Les femmes dans la musique tchadienne
Par Roy Moussa
Les femmes restent minoritaires sur la scène musicale tchadienne. Néanmoins, elles se distinguent par leurs talents et leurs savoir-faire.
Deux périodes marquent leur présence effective comme actrices ou intervenantes dans le secteur musical.
1960-1980 : les cantatrices et les griottes
La première période est caractérisée par la valorisation des musiques traditionnelles, pendant laquelle des cantatrices de renom émergent d’une manière remarquable. Parmi elles : Djingayam, Morsilé et Maman Eldjima. Cette dernière a sorti un album en 2007 produit par Yoka Production. Elle fait également l’objet d’un film documentaire réalisé par Zara Yacoub, directrice de la radio Dja FM.
Elles ont bénéficié d’une grande promotion assurée par la Radio Tchad, qui continue jusqu’à nos jours de diffuser leurs œuvres. Des poétesses qui à travers la douceur de leurs timbres vocaux, ont su utiliser la beauté des mots pour attirer l’attention sur les méfaits de la société, prodiguer des conseils et vanter la société tchadienne.
Cette période a été fortement marquée par l’omniprésence de Mme Haoua Ngaba, une grande dame très impliquée dans le milieu musical. En 1968, lors de l'inauguration d'un bar, elle avait réussi à faire déplacer le président de la République Feu François Ngarta Tombalbaye.
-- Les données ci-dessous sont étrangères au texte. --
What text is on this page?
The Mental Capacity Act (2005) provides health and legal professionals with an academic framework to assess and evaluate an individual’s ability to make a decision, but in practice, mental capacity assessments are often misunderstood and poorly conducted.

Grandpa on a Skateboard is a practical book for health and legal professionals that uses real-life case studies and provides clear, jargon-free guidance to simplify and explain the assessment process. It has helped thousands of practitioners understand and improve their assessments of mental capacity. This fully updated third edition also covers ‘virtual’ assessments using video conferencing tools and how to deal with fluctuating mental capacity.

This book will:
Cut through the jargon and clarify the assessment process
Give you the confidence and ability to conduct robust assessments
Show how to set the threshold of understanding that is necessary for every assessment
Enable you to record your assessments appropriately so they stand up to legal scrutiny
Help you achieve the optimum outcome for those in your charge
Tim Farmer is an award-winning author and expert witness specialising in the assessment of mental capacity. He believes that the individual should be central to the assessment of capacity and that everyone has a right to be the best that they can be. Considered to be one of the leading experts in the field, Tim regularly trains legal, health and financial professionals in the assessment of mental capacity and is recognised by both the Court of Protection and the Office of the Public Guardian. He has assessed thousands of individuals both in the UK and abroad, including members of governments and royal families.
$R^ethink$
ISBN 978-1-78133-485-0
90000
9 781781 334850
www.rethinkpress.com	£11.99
Ce qui lui a permis par la suite de produire et gérer plusieurs groupes locaux, et d’accueillir des vedettes de renommée internationale telles que Franco et le TP OK Jazz, Tabu Ley Rochereau et l’Afrisa International ainsi que des orchestres centrafricains et de Congo-Brazzaville.
Durant la même période, il y a eu quelques rares apparitions d’artistes féminines, très vite rattrapées par les pesanteurs socioculturelles. Notamment Achova de « la voix du Ouaddai », Zenaba de « Echo Tchad» et Faly Falola.
2000 à nos jours : la nouvelle génération
La seconde période est marquée par l’avènement des Nouvelles Technologies de l’Information et de Communication (NTIC), la profusion des radios de proximité et des studios d’enregistrement et les chaines de télévision étrangères. Différentes musiques et clips proposés sont autant de sources qui inspirent la jeune génération.
On assiste à un déferlement dans le milieu musical de jeunes artistes en herbe, d’animatrices radio et présentatrices télé qui s’impliquent et consacrent leurs tranches à l’accompagnement et à la promotion des jeunes talents. Dans cette floraison, quelques musiciennes ayant fait du chemin et chacune dans son style, se distinguent de la plus belle manière, en local comme à l’international. Les célébrités du monde musical féminin ne sont pas légion. Mais on peut notamment citer :
Mounira Mitchala, après avoir côtoyé à ses débuts le mythique groupe H’Sao (aujourd’hui émigré au Canada), elle a patiemment fait son petit bonhomme de chemin avant d’atteindre les sommets. Lauréate du Prix Découvertes RFI 2007, elle reçoit par la suite le prix «VISA pour la création » de Culture France pour son premier album intitulé Talou Lena, et donne des concerts à travers le monde. Mounira enregistre en France un second album de 12 titres intitulé Chili Houritki, paru aux Editions Africa Nostra et distribué par Sony Music Entertainment en 2012.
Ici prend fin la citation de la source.